Since $\lfloor x \rfloor \, \le \, x \,<\, \lfloor x \rfloor + 1$ for all $x$ , it follows that $x-1 \; < \; \lfloor x \rfloor \; \le \; x$ for all $x$ , and hence that $\tfrac12n(n+1)x - n \; = \; \sum_{j=1}^n (jx - 1) \; < \; \sum_{j=1}^n \lfloor jx \rfloor \; \le \; \sum_{j=1}^n jx \; = \; \tfrac12n(n+1)x$ so that $\tfrac{n+1}{2n}x - \tfrac{1}{n} \; < \; \tfrac{1}{n^2}\sum_{j=1}^n \lfloor jx \rfloor \; \le \; \tfrac{n+1}{2n}x$ which tells us that $f(x) = \tfrac12x$ for all $x$ . The area between $y = f(x)$ and $y = x^2$ is $A \; = \; \int_0^{\frac12} \big(\tfrac12x - x^2\big)\,dx \; = \; \tfrac{1}{48}$ and so the answer is $\int_0^{48} \tfrac12x\,dx \; = \; 24^2 = \boxed{576}$

You can also use Stolz theorem for calculating $f(x) = \frac{x}{2}$ and the rest would be equal to Mark Henning's solution.

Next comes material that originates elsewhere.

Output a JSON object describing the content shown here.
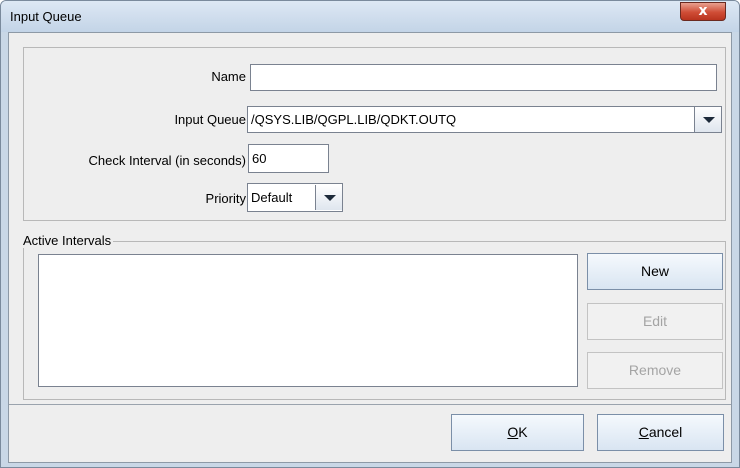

Note .- $\lfloor nx \rfloor = nx - \{nx\} \sim nx, \text{ as } n \to \infty$ , where $\{ \cdot \}$ denotes the fractional part function . For calculating $A$ , you need to solve the equation $x^2 = \frac{x}{2} \Rightarrow x = 0, \frac{1}{2}$

By property of $\text{GIF}$ function $\large{x-1 \leq \lfloor x\rfloor < x}$ So we can now express the summation in this form of an inequality.Now we can easily evaluate the limit and it turns out that both limits are equal to be $L = x/2$ .Sandwich Theorem tells us that this is our limit.The Area can be found out using $A = \displaystyle \large \int (f(x) - g(x))dx$ The points of intersection of 2 functions are $(0,0)$ and $(1/2 , 1/4)$ yields $A = 1/48$ .The final answer is thus $\displaystyle \large \int_0^{48} \dfrac{x}{2} dx = \boxed{576}$ .